While saving is clearly a path to building financial security, the report also notes that half of those who save in some way had not achieved a level that could sustain three months of expenses.
The role of budgeting
About 64% of Harris County residents keep some sort of budget, whether formally in writing or on a mobile app or informally by tracking mentally. While it can be a beneficial practice, the Kinder Institute found that the mere act of budgeting was not enough to reach financial security.
“Budgeting is almost certainly related to other financial outcomes and metrics,” Potter said. “It could be related to paying down debt, minimizing extraneous expenses, having an investment portfolio or setting aside money for savings. If a budget includes an item for savings, then that can help move someone toward financial security.”
The most common reason given for not having a budget was that residents felt like they did not make enough money to justify it, a response from 39% of residents.

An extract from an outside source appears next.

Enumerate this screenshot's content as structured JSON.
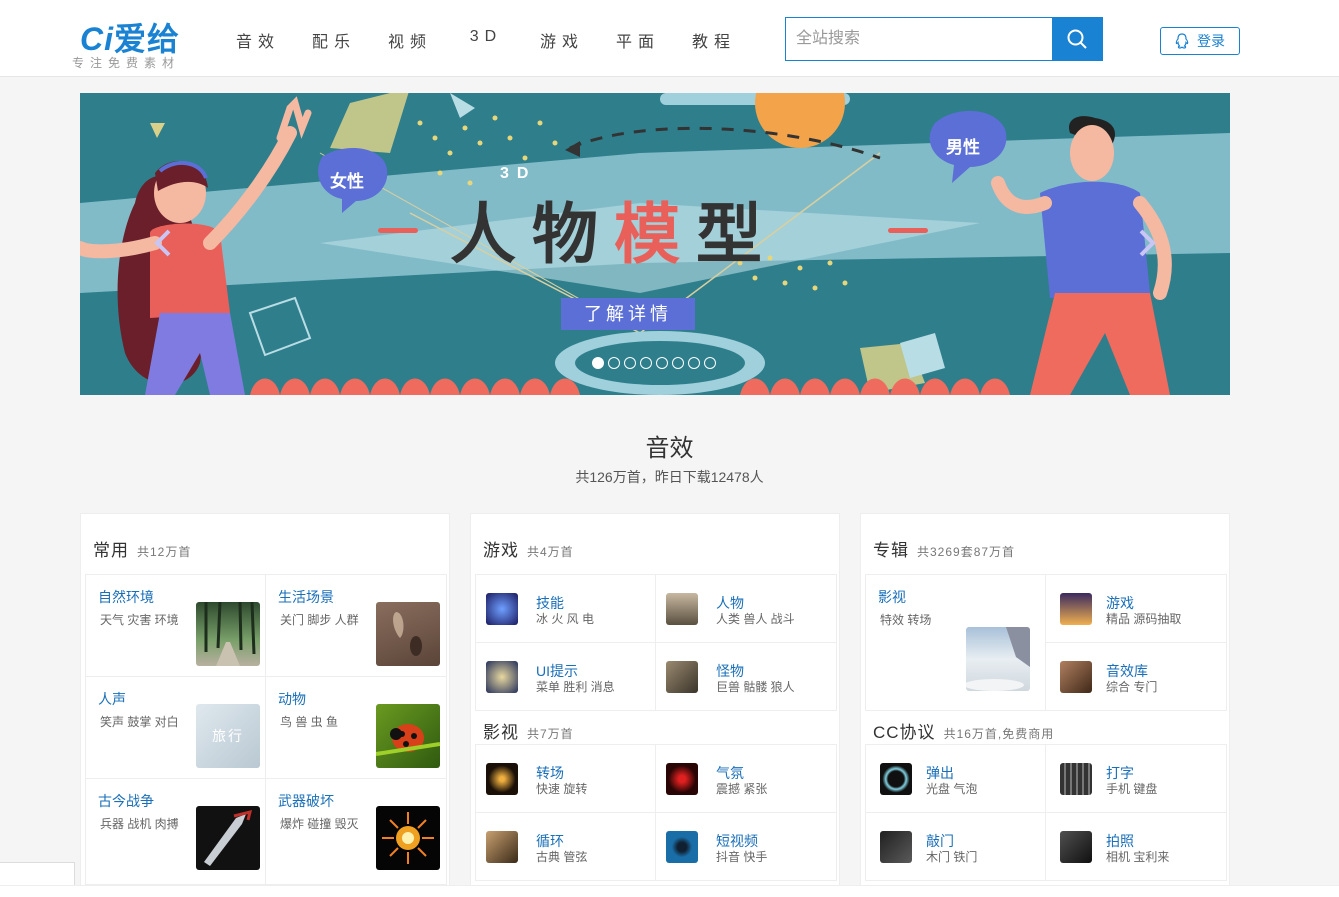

“This is of course not true,” said Jessica Davison, senior director of mission and strategy at United Way of Greater Houston. “No matter how much a person earns, they can always have a budget because it will benefit them, even if it doesn’t lead directly to financial security.”
Other reasons given by residents for not budgeting included not knowing how to get started (18%), feeling stressed or overwhelmed with the budgeting process (17%) and having their earnings fluctuate too frequently (16%).
“There are resources available to most any resident in most any neighborhood in the Houston area who is coming up against these barriers to budgeting,” Davison said, pointing to United Way’s website as a resource to find organizations that provide financial coaching and goal setting.
There are numerous community organizations around the Houston area working with individuals, families and households to move them toward greater financial security. United Way and the Kinder Institute plan to continue to partner to more fully understand the needs and challenges.
“The road to financial security is increasingly challenging, but with the right tools, programs and support, Houston’s residents can overcome financial struggles, build lasting stability and create better futures for themselves and their families,” Njeh said.